Rhetoric is meant to move an audience toward a specific
understanding created by the speaker. Through rhetoric, I believe my
three artifacts have the ability to teach us about what they are capable of conveying to an audience. Since my key
term is design, each of my artifacts display elements of design that make the
viewer feel a certain way about it. In addition to feeling a specific emotion, design may be rhetorical enough to make an audience do something. This example is demonstrated through my first artifact, the layout of the Facebook
home screen shows elements of design by the way it is set up, including the
structure and colors. It is rhetorical because the specific design
persuades viewers to post a status (with encouraging words), check notifications
(with a bright red bubble), and click on posts with interesting content.

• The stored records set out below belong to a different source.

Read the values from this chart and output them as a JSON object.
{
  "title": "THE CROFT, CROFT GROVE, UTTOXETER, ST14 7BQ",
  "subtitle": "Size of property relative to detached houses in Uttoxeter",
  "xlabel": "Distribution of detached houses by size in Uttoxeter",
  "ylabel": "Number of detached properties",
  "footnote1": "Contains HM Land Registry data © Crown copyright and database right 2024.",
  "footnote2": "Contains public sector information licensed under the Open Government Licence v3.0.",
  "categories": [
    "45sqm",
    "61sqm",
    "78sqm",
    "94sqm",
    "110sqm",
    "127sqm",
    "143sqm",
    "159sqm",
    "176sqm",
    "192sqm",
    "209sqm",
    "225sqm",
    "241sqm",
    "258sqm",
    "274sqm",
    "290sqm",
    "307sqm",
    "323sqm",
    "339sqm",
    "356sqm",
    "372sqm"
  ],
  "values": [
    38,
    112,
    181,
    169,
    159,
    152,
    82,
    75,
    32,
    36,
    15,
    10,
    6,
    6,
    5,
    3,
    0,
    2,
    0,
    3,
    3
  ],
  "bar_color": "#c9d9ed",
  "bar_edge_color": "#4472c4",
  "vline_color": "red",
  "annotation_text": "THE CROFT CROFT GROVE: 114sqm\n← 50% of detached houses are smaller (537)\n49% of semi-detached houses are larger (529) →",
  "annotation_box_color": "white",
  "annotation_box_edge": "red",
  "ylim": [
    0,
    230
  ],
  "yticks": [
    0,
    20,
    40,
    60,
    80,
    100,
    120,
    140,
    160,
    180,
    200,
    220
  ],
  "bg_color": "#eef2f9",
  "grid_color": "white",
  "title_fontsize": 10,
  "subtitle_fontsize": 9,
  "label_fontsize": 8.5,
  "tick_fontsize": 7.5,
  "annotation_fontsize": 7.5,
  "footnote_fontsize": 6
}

With this last artifact, I specifically noticed a trend in Wysocki's artifacts
because a lot of them focused on digital visual rhetoric. It mentions the
importance of the strategic use of color, which I believe my artifact,
Facebook, uses by keeping a single simple color scheme on the front page. My second artifact,
"The Persistence of Memory" painted by Salvador Dali displays a melancholy
mood. It's rhetorical influence on the viewer is that it invokes negative
feelings, and might make the viewer feel down or upset. Another one of my
artifacts, a photo of the San Francisco Bridge, shows the intricate aspects of
design through architecture. It's rhetorical in a way that the
architecture conveys meaning to the viewer. I have yet to figure out this
specific meaning, but to me the defined structure of the bridge invokes feelings
of safety and security.
The
role of design in Wysocki’s article brings me to the conclusion that design is
effective in rhetoric by being visually appealing to the audience, and may be
culture specific. From Gladwell’s
article, I concluded that materials can give ethos to the author. Materials are not physical, but exist within
the minds of their creators. Edbauer’s
article leads me to conclude that circulation exists within a three-way
relationship between the sender, the receiver, and the text.
Using social media as an artifact definitely helps the viewer of the exhibit to understand this idea of Design on a more personal level; given that we can all relate to social media.